Por JOSÉ RENATO SATIRO SANTIAGO
Sou torcedor do Ceará Sporting Club, o maior campeão do estado.
Destaco isso para ovacionar a saída do técnico que melhor performance propiciou a uma equipe do futebol cearense em toda a história, o argentino Juan Pablo Vojvoda.
Em que pese o excepcional trabalho dos dirigentes do Fortaleza nos últimos anos – capitaneado por Marcelo Paz – que resgatou a equipe que jazia na Série C do Campeonato Brasileiro por 8 anos (para o delírio dos torcedores alvinegros do Ceará) ao ápice jamais alcançado por uma equipe cearense: o de se tornar participante frequente da Taça Libertadores da América, e que teve uma decisiva participação de outro técnico que também fez história no Leão do Pici, Rogério Ceni.
O que o técnico portenho conquistou é algo a ser escrito nas mais gloriosas páginas do futebol nacional.
Contratado em maio de 2021, Vojvoda dirigiu o Fortaleza em 310 partidas, com 145 vitórias, 77 empates e 88 derrotas.
Com ele, o Leão foi tricampeão cearense (2021, 2022 e 2023) e bicampeão da Copa do Nordeste (2022 e 2024), além de ter sido vice-campeão da Copa Sul-Americana de 2023.
Mas engana-se quem pensa que os méritos dele se resumam aos títulos.
Muito graças ao seu trabalho, o Fortaleza, uma equipe nordestina, passou a ser temida pelos times do Sul e Sudeste, algo inimaginável e inédito na história.
As frequentes campanhas vitoriosas do Leão, certamente, contribuíram para uma verdadeira mudança na geografia do futebol brasileiro.
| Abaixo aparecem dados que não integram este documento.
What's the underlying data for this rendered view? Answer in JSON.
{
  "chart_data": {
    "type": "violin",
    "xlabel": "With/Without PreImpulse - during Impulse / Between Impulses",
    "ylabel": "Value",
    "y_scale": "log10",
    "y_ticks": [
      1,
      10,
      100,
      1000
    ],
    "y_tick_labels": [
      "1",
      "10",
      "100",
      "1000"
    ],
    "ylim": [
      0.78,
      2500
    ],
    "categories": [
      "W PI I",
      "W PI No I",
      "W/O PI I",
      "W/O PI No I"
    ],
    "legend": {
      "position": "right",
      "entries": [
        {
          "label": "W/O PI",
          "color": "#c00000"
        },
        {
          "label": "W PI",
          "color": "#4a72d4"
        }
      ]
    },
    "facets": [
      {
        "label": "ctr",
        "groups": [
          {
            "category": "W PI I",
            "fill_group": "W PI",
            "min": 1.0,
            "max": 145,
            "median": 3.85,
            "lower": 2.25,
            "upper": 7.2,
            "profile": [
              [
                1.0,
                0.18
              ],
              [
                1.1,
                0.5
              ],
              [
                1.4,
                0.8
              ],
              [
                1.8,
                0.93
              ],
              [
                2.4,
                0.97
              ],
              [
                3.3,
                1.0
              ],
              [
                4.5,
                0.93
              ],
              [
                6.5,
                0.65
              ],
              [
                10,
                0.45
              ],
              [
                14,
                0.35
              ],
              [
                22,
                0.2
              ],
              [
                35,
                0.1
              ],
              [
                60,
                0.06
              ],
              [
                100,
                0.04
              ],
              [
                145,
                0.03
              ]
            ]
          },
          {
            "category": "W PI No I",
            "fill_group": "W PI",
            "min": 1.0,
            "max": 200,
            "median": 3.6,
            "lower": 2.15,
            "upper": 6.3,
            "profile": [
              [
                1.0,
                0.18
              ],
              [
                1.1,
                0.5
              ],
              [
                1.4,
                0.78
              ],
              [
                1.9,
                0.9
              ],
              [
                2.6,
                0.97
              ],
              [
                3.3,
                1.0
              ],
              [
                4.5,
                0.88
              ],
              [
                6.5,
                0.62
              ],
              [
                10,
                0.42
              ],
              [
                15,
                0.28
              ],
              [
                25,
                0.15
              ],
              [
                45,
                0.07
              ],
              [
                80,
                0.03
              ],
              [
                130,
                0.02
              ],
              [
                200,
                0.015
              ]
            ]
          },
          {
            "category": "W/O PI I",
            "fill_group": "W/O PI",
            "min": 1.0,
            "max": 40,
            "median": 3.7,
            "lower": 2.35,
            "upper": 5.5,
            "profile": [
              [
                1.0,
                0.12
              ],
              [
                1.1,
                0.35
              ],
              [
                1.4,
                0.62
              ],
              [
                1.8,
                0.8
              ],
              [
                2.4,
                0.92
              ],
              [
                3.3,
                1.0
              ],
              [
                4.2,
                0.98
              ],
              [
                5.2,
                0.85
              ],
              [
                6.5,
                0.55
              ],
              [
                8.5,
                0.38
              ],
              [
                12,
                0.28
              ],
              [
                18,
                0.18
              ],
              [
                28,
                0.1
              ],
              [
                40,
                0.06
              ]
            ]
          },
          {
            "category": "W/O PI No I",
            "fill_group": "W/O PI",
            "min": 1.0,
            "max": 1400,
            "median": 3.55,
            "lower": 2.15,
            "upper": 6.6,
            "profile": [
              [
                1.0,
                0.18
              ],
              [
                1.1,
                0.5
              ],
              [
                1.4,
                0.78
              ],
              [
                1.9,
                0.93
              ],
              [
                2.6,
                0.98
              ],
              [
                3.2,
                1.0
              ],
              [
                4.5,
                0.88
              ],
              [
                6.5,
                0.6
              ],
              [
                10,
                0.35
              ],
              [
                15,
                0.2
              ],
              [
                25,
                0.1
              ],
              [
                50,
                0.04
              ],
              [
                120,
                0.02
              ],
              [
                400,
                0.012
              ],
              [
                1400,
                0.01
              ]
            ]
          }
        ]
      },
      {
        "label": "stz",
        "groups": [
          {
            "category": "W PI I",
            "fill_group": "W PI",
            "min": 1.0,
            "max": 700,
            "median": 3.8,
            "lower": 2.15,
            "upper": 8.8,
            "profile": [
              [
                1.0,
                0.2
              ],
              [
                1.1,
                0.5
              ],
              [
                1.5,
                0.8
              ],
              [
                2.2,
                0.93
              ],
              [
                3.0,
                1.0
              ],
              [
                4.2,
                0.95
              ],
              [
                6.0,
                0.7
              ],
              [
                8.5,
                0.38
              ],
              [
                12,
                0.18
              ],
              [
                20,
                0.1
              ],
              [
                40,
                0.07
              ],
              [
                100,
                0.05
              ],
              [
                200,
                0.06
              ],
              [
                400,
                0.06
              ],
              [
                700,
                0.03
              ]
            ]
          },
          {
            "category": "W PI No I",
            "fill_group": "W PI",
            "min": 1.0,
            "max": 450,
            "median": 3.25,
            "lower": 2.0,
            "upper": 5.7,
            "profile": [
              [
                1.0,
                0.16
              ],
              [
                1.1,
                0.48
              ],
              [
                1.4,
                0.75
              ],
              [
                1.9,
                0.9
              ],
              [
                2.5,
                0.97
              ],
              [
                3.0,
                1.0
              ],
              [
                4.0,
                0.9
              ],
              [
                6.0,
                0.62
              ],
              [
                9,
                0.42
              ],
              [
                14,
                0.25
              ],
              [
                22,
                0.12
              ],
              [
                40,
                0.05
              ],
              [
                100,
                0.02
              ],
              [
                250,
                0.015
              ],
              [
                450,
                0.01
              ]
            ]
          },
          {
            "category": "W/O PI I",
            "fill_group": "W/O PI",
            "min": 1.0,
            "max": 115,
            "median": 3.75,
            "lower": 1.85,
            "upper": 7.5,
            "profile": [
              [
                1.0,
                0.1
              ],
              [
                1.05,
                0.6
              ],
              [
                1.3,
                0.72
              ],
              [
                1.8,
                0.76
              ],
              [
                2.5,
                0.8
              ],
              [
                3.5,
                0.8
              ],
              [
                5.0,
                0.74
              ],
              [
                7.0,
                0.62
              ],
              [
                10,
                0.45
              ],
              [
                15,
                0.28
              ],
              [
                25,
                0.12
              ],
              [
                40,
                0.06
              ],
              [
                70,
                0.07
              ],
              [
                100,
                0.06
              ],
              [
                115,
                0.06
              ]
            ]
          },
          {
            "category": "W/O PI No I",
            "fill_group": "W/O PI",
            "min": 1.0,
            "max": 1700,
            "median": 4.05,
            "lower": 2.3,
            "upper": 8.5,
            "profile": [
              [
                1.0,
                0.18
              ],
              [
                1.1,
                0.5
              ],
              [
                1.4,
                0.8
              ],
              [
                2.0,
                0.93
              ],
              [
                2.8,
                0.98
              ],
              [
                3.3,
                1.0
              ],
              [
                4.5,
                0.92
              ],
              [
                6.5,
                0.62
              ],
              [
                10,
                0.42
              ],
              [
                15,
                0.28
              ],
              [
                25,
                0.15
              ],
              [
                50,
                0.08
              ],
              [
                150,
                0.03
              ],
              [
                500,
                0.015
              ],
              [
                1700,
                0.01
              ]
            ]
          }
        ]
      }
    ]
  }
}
Mais que isso, a sua recusa a abandonar o comando técnico do Tricolor de Aço perante propostas de outras equipes gigantes do país foi algo inédito e épico.
Preferiu permanecer no futebol cearense.
Nada será como antes no futebol alencarino, nordestino e nacional após a passagem de Vojvoda.
O futebol agradece e eu, como amante de esporte, lamento pela saída dele.
Já como torcedor rival, parabenizo a diretoria adversária pela gigantesco equívoco e agradeço o técnico argentino por fazer com que meu time quisesse mais, pois ter um rival forte é a melhor forma de querermos crescer.